Deservedly, VBS executives wear orange overalls while the former Sars leadership was cast out and recommended for prosecution. Yet the private enablers of capture ― auditing behemoths like KPMG and Deloitte, and transaction-structuring dealmakers often operating under international financial brands ― too often settled and moved on, frequently through non-prosecution settlements. The public reads this as a double standard because it is one.
An even more chilling demonstration of corporate enabling is the Tembisa Hospital scandal. The corruption network siphoned off almost R3bn intended for healthcare, through a maze of front companies via some 5,500 transactions ― many after whistleblower Babita Deokaran’s warnings ― that should have triggered immediate red flags within the banking system. This sheer volume represents a catastrophic failure of AML controls at an industrial scale.
While I feel for Sasfin, as one of the smallest South African banks and processing a fraction of transactions, the principle is clear: banks should not be held liable for all their clients’ indiscretions, but their silence and inaction about the ones for which they should be held liable ― the systemic failures ― is what makes them morally liable for all.
That not a single bank has come out to pay back the transaction fees they charged on the Tembisa Hospital criminal flows, effectively retaining a profit from their own compliance failure, is the ultimate confirmation of a perverse financial incentive.
The Sasfin litigation, therefore, is an opportunity to restore symmetry. If as a country we are serious about deterring large-scale economic crime, the price of enabling it, by neglect or by wink and nod, must be set high enough to change behaviour where it matters most, in the boardrooms.
Achebe’s insight is that corruption is not always a thunderclap. It is often a lullaby ― a culture of small surrenders that finally teaches decent people how not to be.
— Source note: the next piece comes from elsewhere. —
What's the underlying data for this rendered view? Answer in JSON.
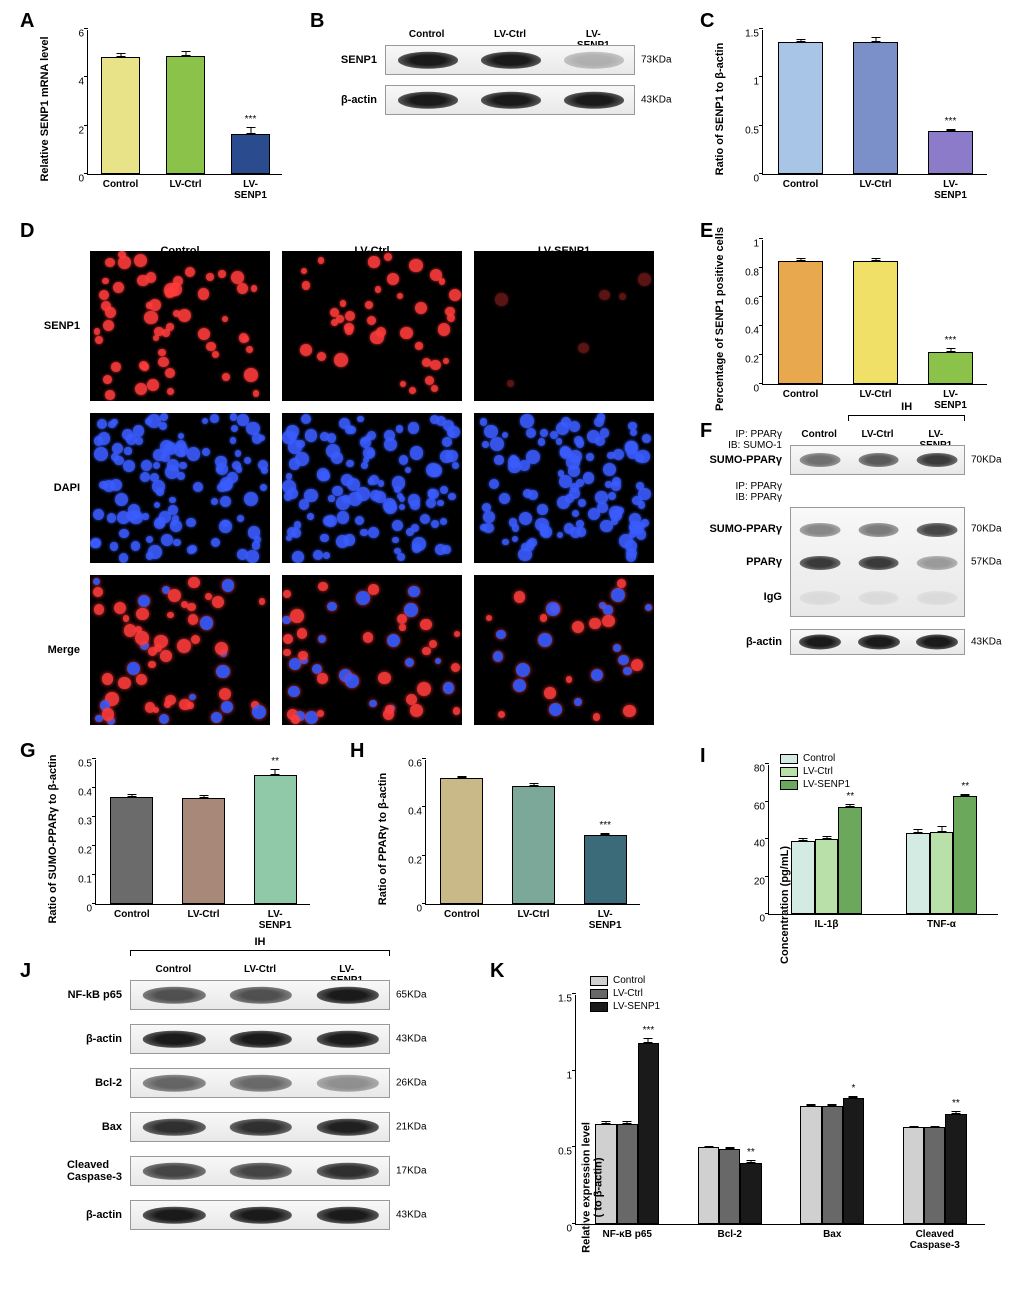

The point of the Sars v Sasfin case is to change that culture at the point where money meets gatekeeping.
A fair judgment should acknowledge Trengove’s systemic-risk anxiety and knit it into the wrongfulness inquiry with care. It should affirm that a narrow, duty-triggering constellation ― proven programme failures, gross negligence or wilful blindness to repeated red flags and tight causation ― justifies disgorgement and proportionate damages, while a safe harbour rewards robust compliance and timely reporting. That is not collapse. It is consequence. And if we want a financial system worthy of the high chair of judgment it so often occupies, consequence is the minimum the public has a right to expect.